Gudrun Sailer: 2019 hat Franziskus aus eigenem Antrieb den Gläubigen in Deutschland einen Brief geschrieben. Er ist in der Tat ein wenig in Sorge um die katholische Kirche in Deutschland, man hat das auch an mancher Randbemerkung über gute und schlechte Reformen gemerkt in diesem Jahr; es waren auch auffallend viele deutsche Bischöfe 2020 bei Papst Franziskus, um sich mit ihm auszutauschen. Dann kamen auch zwei Instruktionen aus Rom, die in Deutschland nicht gerade erfreut zur Kenntnis genommen wurden, die eine zum Thema Pfarreien, die andere zum Thema Abendmahl, in beiden Fragen hat Rom geboten, einen Gang zurückzuschalten.
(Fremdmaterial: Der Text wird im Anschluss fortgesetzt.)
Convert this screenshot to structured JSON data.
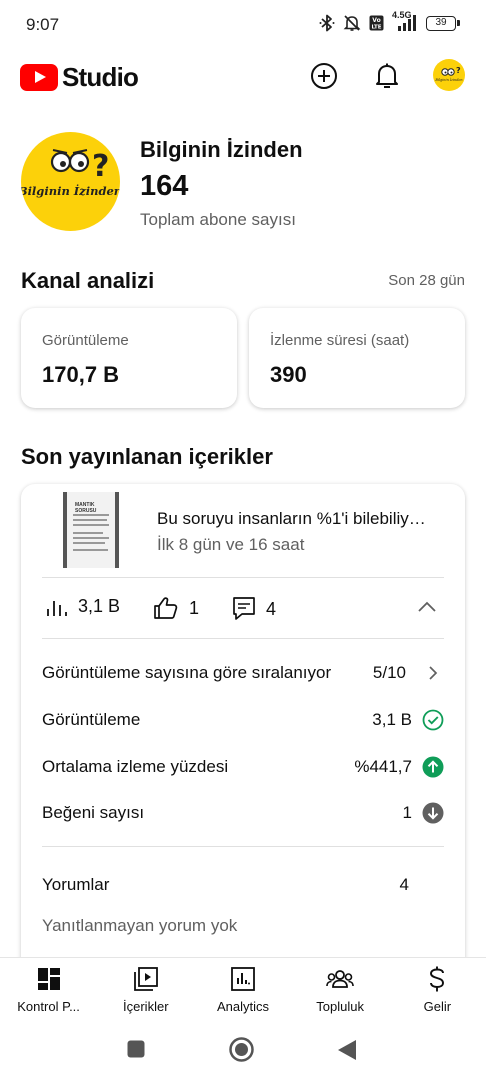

Im Grossen und Ganzen steht Franziskus dem Synodalen Weg und überhaupt dem Vorhaben Reform der katholischen Kirche sicherlich nicht ablehnend gegenüber, er mahnt ja selber dauernd Reformen an. Aber eine solche Reform muss immer zum Ziel haben, das Evangelium besser zu verkünden. Über die Wege dazu gibt es manche Auffassungsunterschiede, aber auch Übereinstimmungen zwischen Deutschland und Rom.